Amerika'da sadece g.tüne koyduran bir avuç salaktık, onlara faydamız yoktu, askere gitmiyorduk, adam öldürmüyorduk. Düşmansız bir savaşta yer alan bir kabileydik. Komünist ülkeler de bize sırt çevirir oldular. Her gün dayak, her gün hakaret, her gün bir arkadaşımızın ölmesi… Giderek gözlerimdeki rimel akmaya başladı.

Hayat yalan söylenebilecek kadar dürüst oynuyor. Çünkü ne yaparsan yap kaybedeceksin. Önemli olan hükmen kaybetmemek ti!
Ve sadece seks için girdiğimiz bu tuvaletlere bir anda 4-5 kişi sığıştık, insanlar birbirlerini ezercesine kaçtı. Büyük bir haz duygusuydu normalde 4-5 kişi bir tuvalette olmak, fakat şu an hazince kanlar akıyordu heryerimizden. Korkuyorduk.
Peruğumu içerde düşürmüştüm. Onla bile insanlara vuruyorlardı ki benim için en önemli simgeydi, bir mücadele, bir duruş, bir onurun, bir kadının simgesiydi saçlarım.
Herkes tedirgindi, sistem takıntılılar, evsizler, travestiler, orospular… Ama herkes tedirgindi. Artık dayanamadım çıkıp haykırdım. Onurlu bir hayat için haykırdım. Çünkü benim bir umudum var ve o umutla öpeceğim insanları.
Ve bu bayrak bir gün sistemin artığı olarak değil onurun kavganın aşkın bayrağı olacak. Özgürlüklerin bayrağı olacak. Zamansız bir adamın kadınsı öpücükleri olarak görülmekten çıkacaktım artık!

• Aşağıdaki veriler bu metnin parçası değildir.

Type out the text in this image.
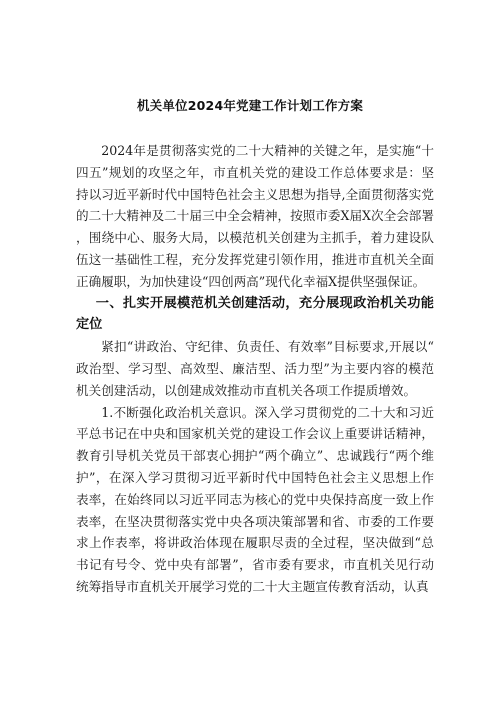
机关单位2024年党建工作计划工作方案

2024年是贯彻落实党的二十大精神的关键之年，是实施“十四五”规划的攻坚之年，市直机关党的建设工作总体要求是：坚持以习近平新时代中国特色社会主义思想为指导,全面贯彻落实党的二十大精神及二十届三中全会精神，按照市委X届X次全会部署，围绕中心、服务大局，以模范机关创建为主抓手，着力建设队伍这一基础性工程，充分发挥党建引领作用，推进市直机关全面正确履职，为加快建设“四创两高”现代化幸福X提供坚强保证。

一、扎实开展模范机关创建活动，充分展现政治机关功能定位

紧扣“讲政治、守纪律、负责任、有效率”目标要求,开展以“政治型、学习型、高效型、廉洁型、活力型”为主要内容的模范机关创建活动，以创建成效推动市直机关各项工作提质增效。

1.不断强化政治机关意识。深入学习贯彻党的二十大和习近平总书记在中央和国家机关党的建设工作会议上重要讲话精神，教育引导机关党员干部衷心拥护“两个确立”、忠诚践行“两个维护”，在深入学习贯彻习近平新时代中国特色社会主义思想上作表率，在始终同以习近平同志为核心的党中央保持高度一致上作表率，在坚决贯彻落实党中央各项决策部署和省、市委的工作要求上作表率，将讲政治体现在履职尽责的全过程，坚决做到“总书记有号令、党中央有部署”，省市委有要求，市直机关见行动统筹指导市直机关开展学习党的二十大主题宣传教育活动，认真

Üstlerine yürüyorduk, geylere özgürlük, eşcinsel hakları diyerek yürüyorduk; onlar gibi hırslıydık ama onlar gibi gayesiz değildik. Her gördüğümüz yere gey onuru yazıyorduk, kalkanlarına bile.
 
Gece sisini çekmeye başlamıştı şehirden. Güneşe yakındın artık. Ve gecenin en karanlık olduğu an, sabaha en yakın olduğu an olduğunu, isyancı o siyah karga sayesinde öğrendik. Bizi önce tıkıp sonra kovmaya çalıştıkları deliğe tıkadılar kendilerini. Aramızda hayatında hiç eline sopa almayanlar da vardı. Onla göre götü kırık iki-üç ibneden öte değildik, ta ki gerçek duruşumuzu gösterene kadar. Artık yanımdaki insanlara bir şey diyemeyecek kadar sloganlar gürdü. Amerikan polisleri bir kez daha anlamıştı ki hazırlıksız düşman kanıyla canıyla savaşırdı.

Bir ibnenin karşı koyduğunu ne zaman gördünüz? Şimdi zaman değişiyor. Salı gecesi saçmalık için son geceydi... Ağırlıklı olarak tema "bu bokun durması lazım!"
Hilkat gaybilesinin onuru buydu gökkuşağının devrimi, kavganın, aşkın devrimi, öfkenin umutlarla çoğalması buydu. Ve tek özelliğimiz vardı, vatansızdık.
 
Bunun için bu haklı direnişin zaferinde hiç bir zaman kahraman bir kimsemiz çıkmadı!